Tierney jumped in: “Like [Giant restaurant chef and co-owner] Jason Vincent told us he wanted to come on specifically to talk about healthcare.” 

Shapiro piped up: “And then Tim said, ‘What is that?’” 

“Health? Care?” Tierney replied, honoring the duo’s perpetual verbal tennis match. 

Occasionally, “Joiners” breaks industry news. Monteverde chef and owner Sarah Grueneberg teased the Italian restaurant she is opening in Bucktown with her husband, Jamie. Likewise, Maxwells Trading’s Josh Tilden let slip that he and business partner Erling Wu-Bower are workshopping another concept beneath their Underscore Hospitality umbrella. Sometimes Tierney’s and Shapiro’s names appear on press invites I receive to buzzy openings or specialty dinners, a trend both seem tickled by. 

Since its debut, the podcast has amassed a core base of roughly 1,200 listeners per episode, with downloads topping out at about 4,000. Said core includes a few dozen of Chicago’s most popular chefs, meaning the regular listener is engaged and “very sticky,” Shapiro said. But as they’ve amassed hundreds of hours of content in the ephemeral realm of podcasting, they wonder if they’re hitting a ceiling, not just on local listenership (about 70 percent of downloads are Illinois-based) but on those interested in dining-scene deep dives. All they can do is keep building and deepening their knowledge and network from the place they know best. 
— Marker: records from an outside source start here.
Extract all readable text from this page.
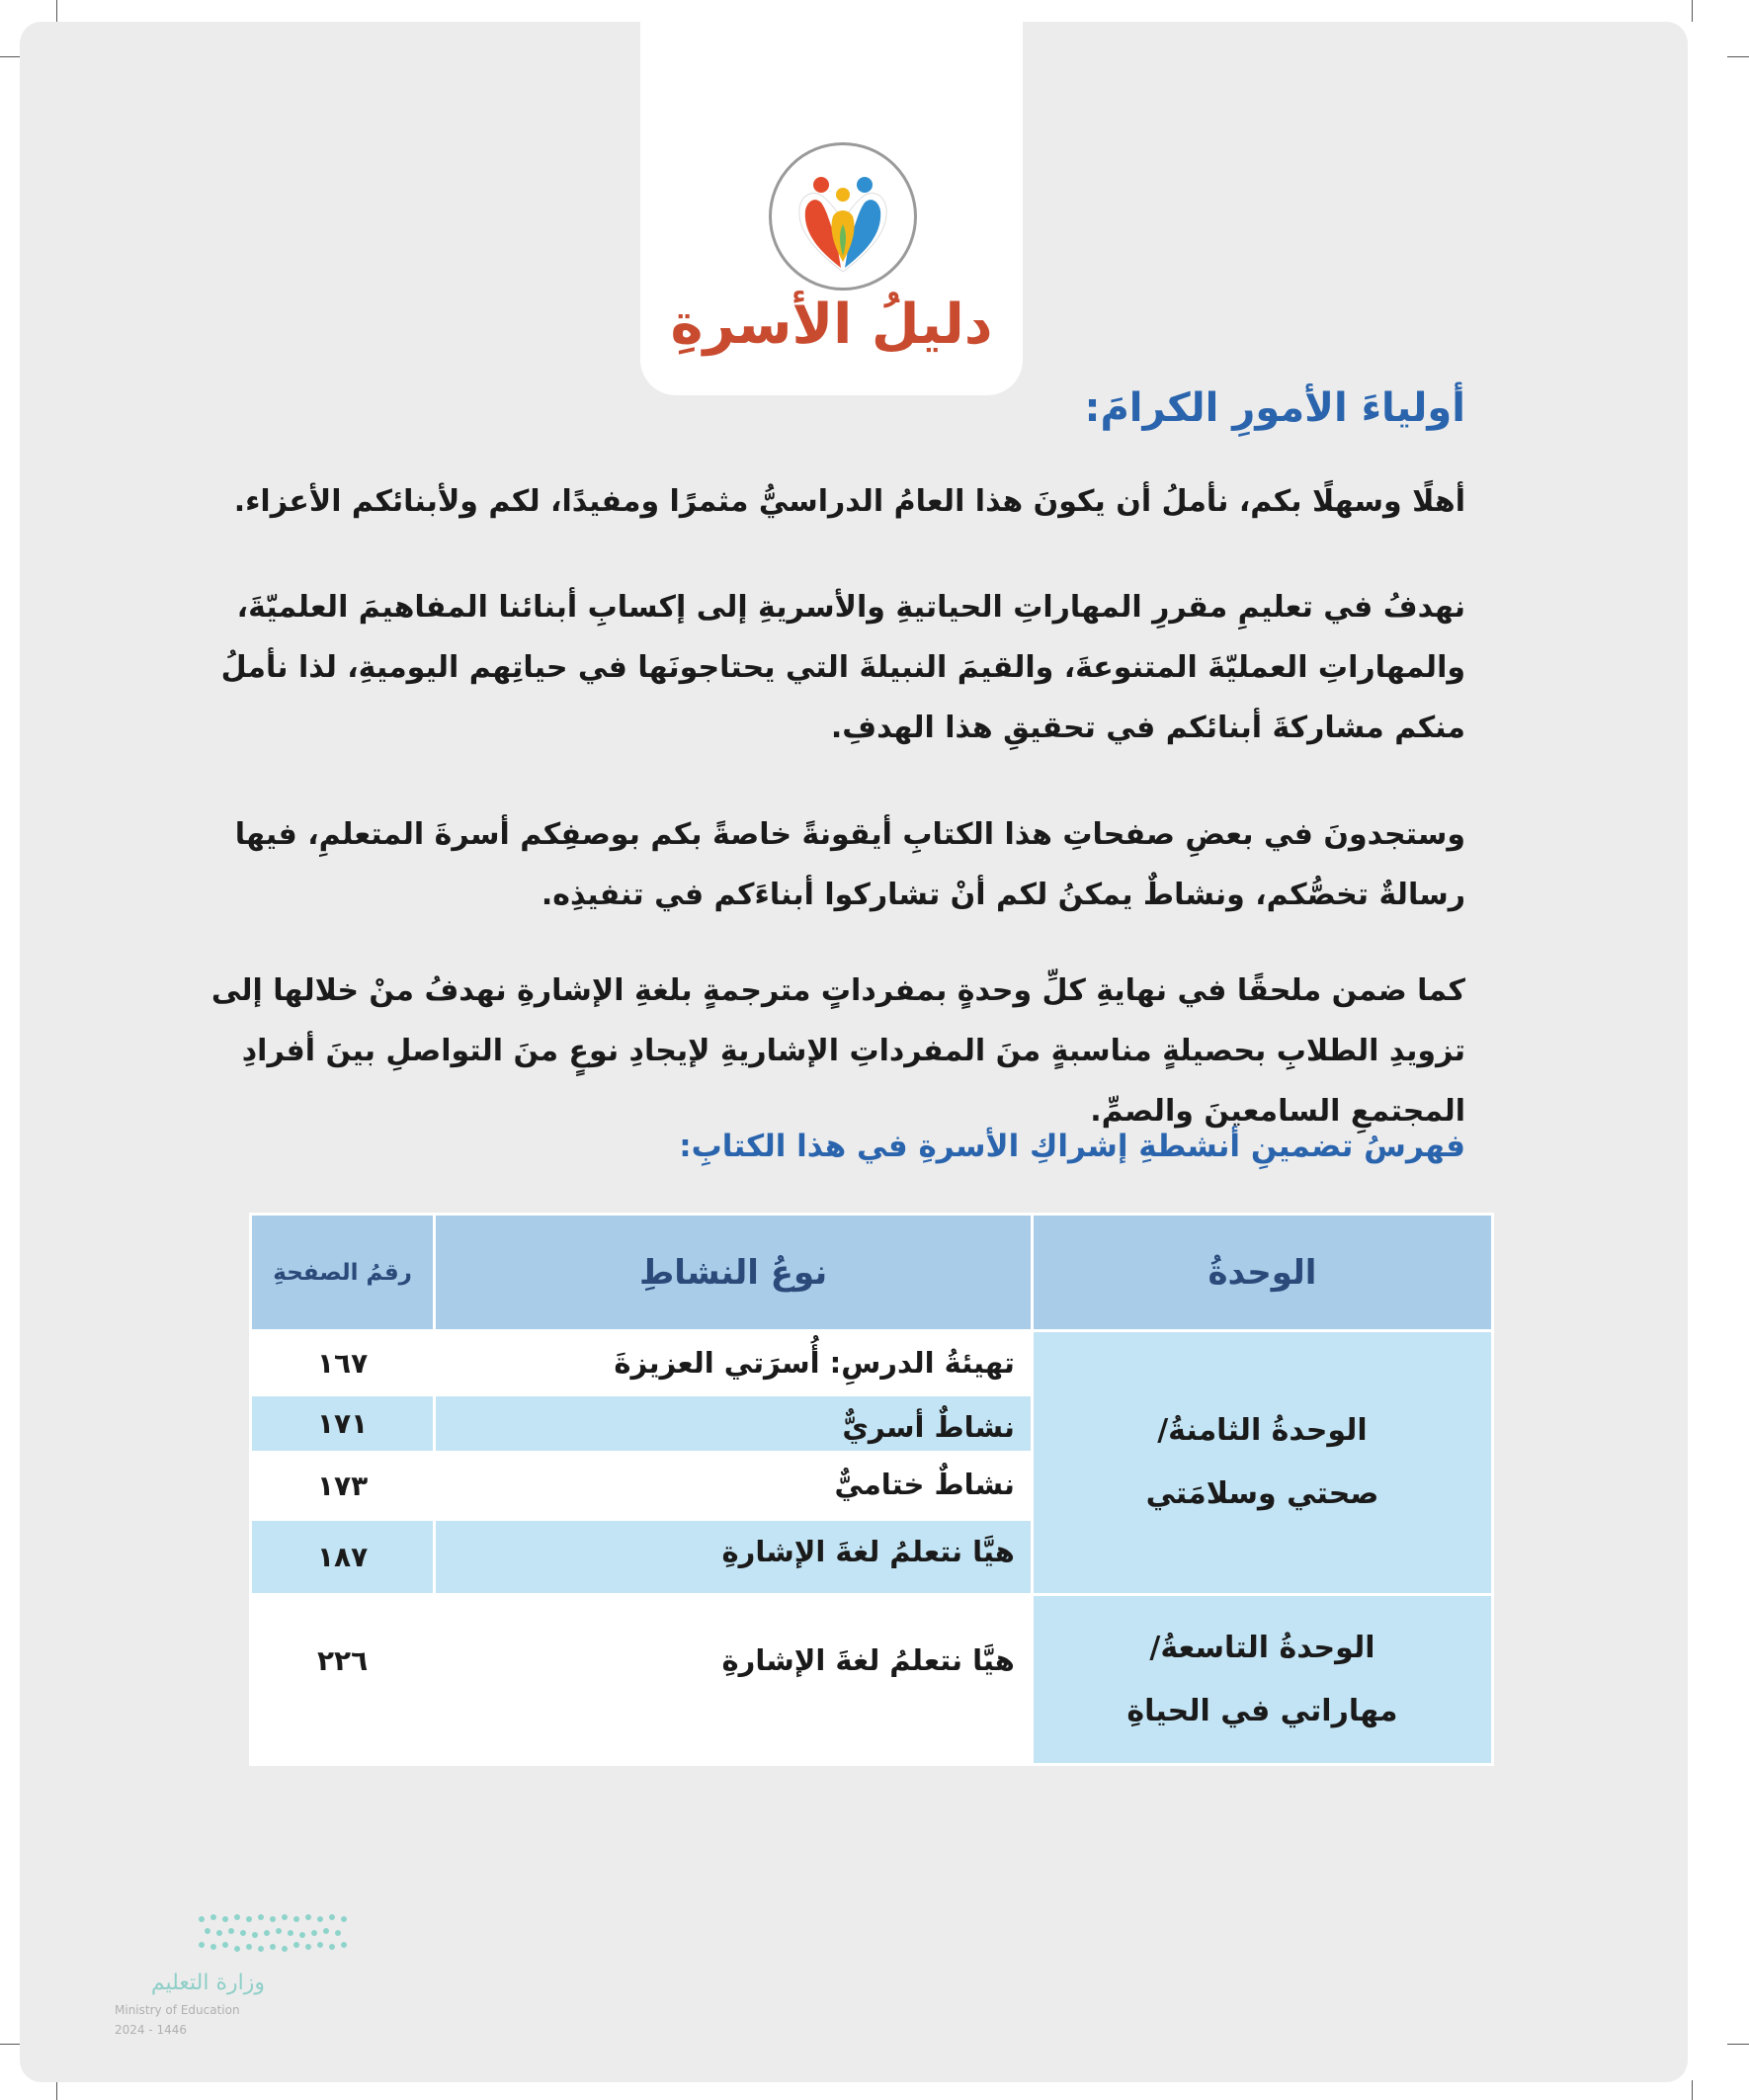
دليلُ الأسرةِ
أولياءَ الأمورِ الكرامَ:
أهلًا وسهلًا بكم، نأملُ أن يكونَ هذا العامُ الدراسيُّ مثمرًا ومفيدًا، لكم ولأبنائكم الأعزاء.
نهدفُ في تعليمِ مقررِ المهاراتِ الحياتيةِ والأسريةِ إلى إكسابِ أبنائنا المفاهيمَ العلميّةَ، والمهاراتِ العمليّةَ المتنوعةَ، والقيمَ النبيلةَ التي يحتاجونَها في حياتِهم اليوميةِ، لذا نأملُ منكم مشاركةَ أبنائكم في تحقيقِ هذا الهدفِ.
وستجدونَ في بعضِ صفحاتِ هذا الكتابِ أيقونةً خاصةً بكم بوصفِكم أسرةَ المتعلمِ، فيها رسالةٌ تخصُّكم، ونشاطٌ يمكنُ لكم أنْ تشاركوا أبناءَكم في تنفيذِه.
كما ضمن ملحقًا في نهايةِ كلِّ وحدةٍ بمفرداتٍ مترجمةٍ بلغةِ الإشارةِ نهدفُ منْ خلالها إلى تزويدِ الطلابِ بحصيلةٍ مناسبةٍ منَ المفرداتِ الإشاريةِ لإيجادِ نوعٍ منَ التواصلِ بينَ أفرادِ المجتمعِ السامعينَ والصمِّ.
فهرسُ تضمينِ أنشطةِ إشراكِ الأسرةِ في هذا الكتابِ:
الوحدةُ	نوعُ النشاطِ	رقمُ الصفحةِ

الوحدةُ الثامنةُ/
صحتي وسلامَتي	تهيئةُ الدرسِ: أُسرَتي العزيزةَ	١٦٧
	نشاطٌ أسريٌّ	١٧١
	نشاطٌ ختاميٌّ	١٧٣
	هيَّا نتعلمُ لغةَ الإشارةِ	١٨٧

الوحدةُ التاسعةُ/
مهاراتي في الحياةِ	هيَّا نتعلمُ لغةَ الإشارةِ	٢٢٦
وزارة التعليم
Ministry of Education
2024 - 1446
“The evolution is really through Tim and I – our relationship, how we talk to people, because that’s the only constant with ‘Joiners,’” Shapiro said. 

They relish a great conversation, even if it means running 30-odd minutes over on time. They want listeners to feel like they’re in on the joke, whether that means finding the squeaky barstool at Shaw’s Crabhouse’s Oyster Bar or joining their long-raging debate over the superiority of Culver’s versus In-N-Out’s burgers. 
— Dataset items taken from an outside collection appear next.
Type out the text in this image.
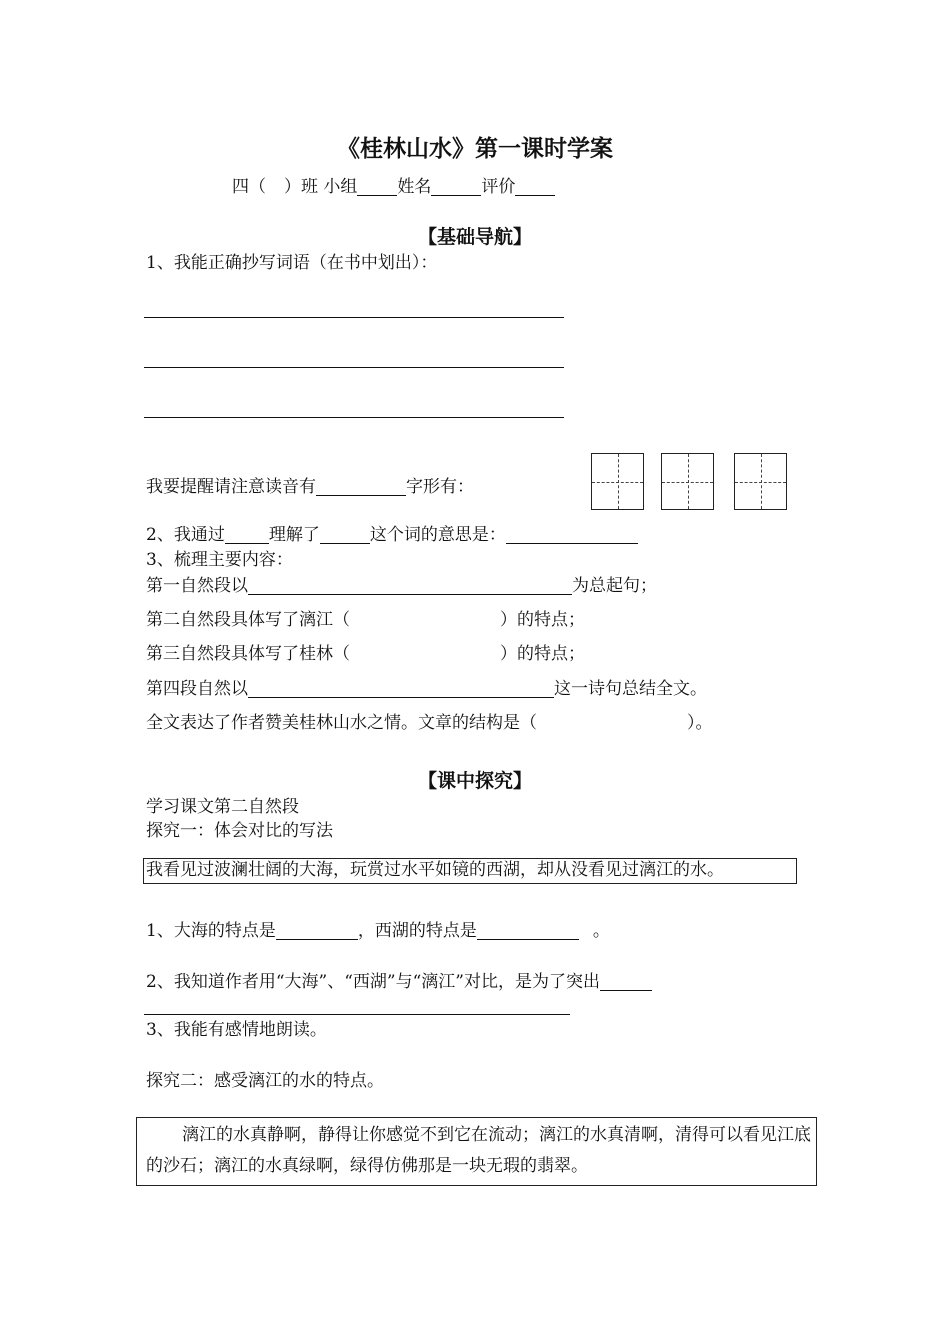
《桂林山水》第一课时学案
四（ ）班 小组 姓名	评价
【基础导航】
1、我能正确抄写词语（在书中划出）：
我要提醒请注意读音有	字形有：
2、我通过	理解了	这个词的意思是：
3、梳理主要内容：
第一自然段以	为总起句；
第二自然段具体写了漓江（	）的特点；
第三自然段具体写了桂林（	）的特点；
第四段自然以	这一诗句总结全文。
全文表达了作者赞美桂林山水之情。文章的结构是（	）。
【课中探究】
学习课文第二自然段
探究一：体会对比的写法
我看见过波澜壮阔的大海，玩赏过水平如镜的西湖，却从没看见过漓江的水。
1、大海的特点是	，西湖的特点是	。
2、我知道作者用“大海”、“西湖”与“漓江”对比，是为了突出
3、我能有感情地朗读。
探究二：感受漓江的水的特点。
漓江的水真静啊，静得让你感觉不到它在流动；漓江的水真清啊，清得可以看见江底的沙石；漓江的水真绿啊，绿得仿佛那是一块无瑕的翡翠。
But they also want this thing they’ve built to sustain itself financially. Sponsorship partners like Branca USA help “Joiners” break even, but to make it profitable they’d have to more aggressively pursue sponsors, which raises concerns that they could eventually risk compromising their authenticity and integrity.
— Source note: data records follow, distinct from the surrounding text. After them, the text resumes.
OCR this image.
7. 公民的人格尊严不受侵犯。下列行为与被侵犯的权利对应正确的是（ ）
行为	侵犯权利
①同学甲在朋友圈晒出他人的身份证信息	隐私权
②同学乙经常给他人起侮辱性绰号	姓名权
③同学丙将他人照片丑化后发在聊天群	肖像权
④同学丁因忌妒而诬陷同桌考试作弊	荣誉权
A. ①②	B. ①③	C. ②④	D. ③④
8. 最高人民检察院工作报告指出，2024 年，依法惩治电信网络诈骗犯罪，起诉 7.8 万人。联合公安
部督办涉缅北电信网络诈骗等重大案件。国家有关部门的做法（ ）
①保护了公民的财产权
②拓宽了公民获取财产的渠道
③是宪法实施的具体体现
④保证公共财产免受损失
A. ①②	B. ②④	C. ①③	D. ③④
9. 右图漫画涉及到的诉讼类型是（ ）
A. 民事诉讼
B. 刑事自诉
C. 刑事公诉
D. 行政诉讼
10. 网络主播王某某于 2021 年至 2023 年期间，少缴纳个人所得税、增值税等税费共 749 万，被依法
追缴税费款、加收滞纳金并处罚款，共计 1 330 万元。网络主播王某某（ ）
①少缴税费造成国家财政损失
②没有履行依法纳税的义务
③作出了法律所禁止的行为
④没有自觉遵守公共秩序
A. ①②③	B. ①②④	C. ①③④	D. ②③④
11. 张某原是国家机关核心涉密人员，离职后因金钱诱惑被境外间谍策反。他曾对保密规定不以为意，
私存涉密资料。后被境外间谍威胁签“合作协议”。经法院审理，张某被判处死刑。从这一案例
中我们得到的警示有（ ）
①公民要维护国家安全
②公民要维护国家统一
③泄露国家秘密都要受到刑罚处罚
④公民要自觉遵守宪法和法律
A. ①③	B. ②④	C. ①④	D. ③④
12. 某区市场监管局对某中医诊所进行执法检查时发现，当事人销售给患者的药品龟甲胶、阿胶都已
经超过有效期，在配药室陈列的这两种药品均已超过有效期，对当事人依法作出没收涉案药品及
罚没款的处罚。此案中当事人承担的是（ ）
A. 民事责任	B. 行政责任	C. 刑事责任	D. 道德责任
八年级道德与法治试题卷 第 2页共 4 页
During blue-sky conversations, they also talk about making “Joiners” the standard bearer of hospitality podcasts, which would probably require taking it on the road to record in different cities and forge new connections – not an easy ask of two business owners with young families. They’ve toyed with leaning more into video, leveraging their unique industry access to make more entertaining content. As Tierney noted, “Videos go viral; podcasts don’t.” Indeed, views on a handful of their Reels (all edited by Shapiro) have reached the tens of thousands. 

Whether consciously or not, they’ve yet to meaningfully pursue these avenues, in part because they believe growing a podcast in a rising sea of them means putting themselves front and center.

“Tim and I don’t have big egos,” Shapiro said. “In order to become a much bigger thing, you really have to make it about yourselves. We don’t, and that’s the reason that guests like coming on, because it’s fully about them, not us.”

He paused to briefly rib Tierney, who accidentally over-applied hot sauce to his sandwich. Then he added with a laugh: “It’s funny because the thing that helps it succeed is the thing that keeps it from succeeding. It’s a real paradox of a podcast.”

This has been edited to remove an incorrect location for where "Joiners" is recorded.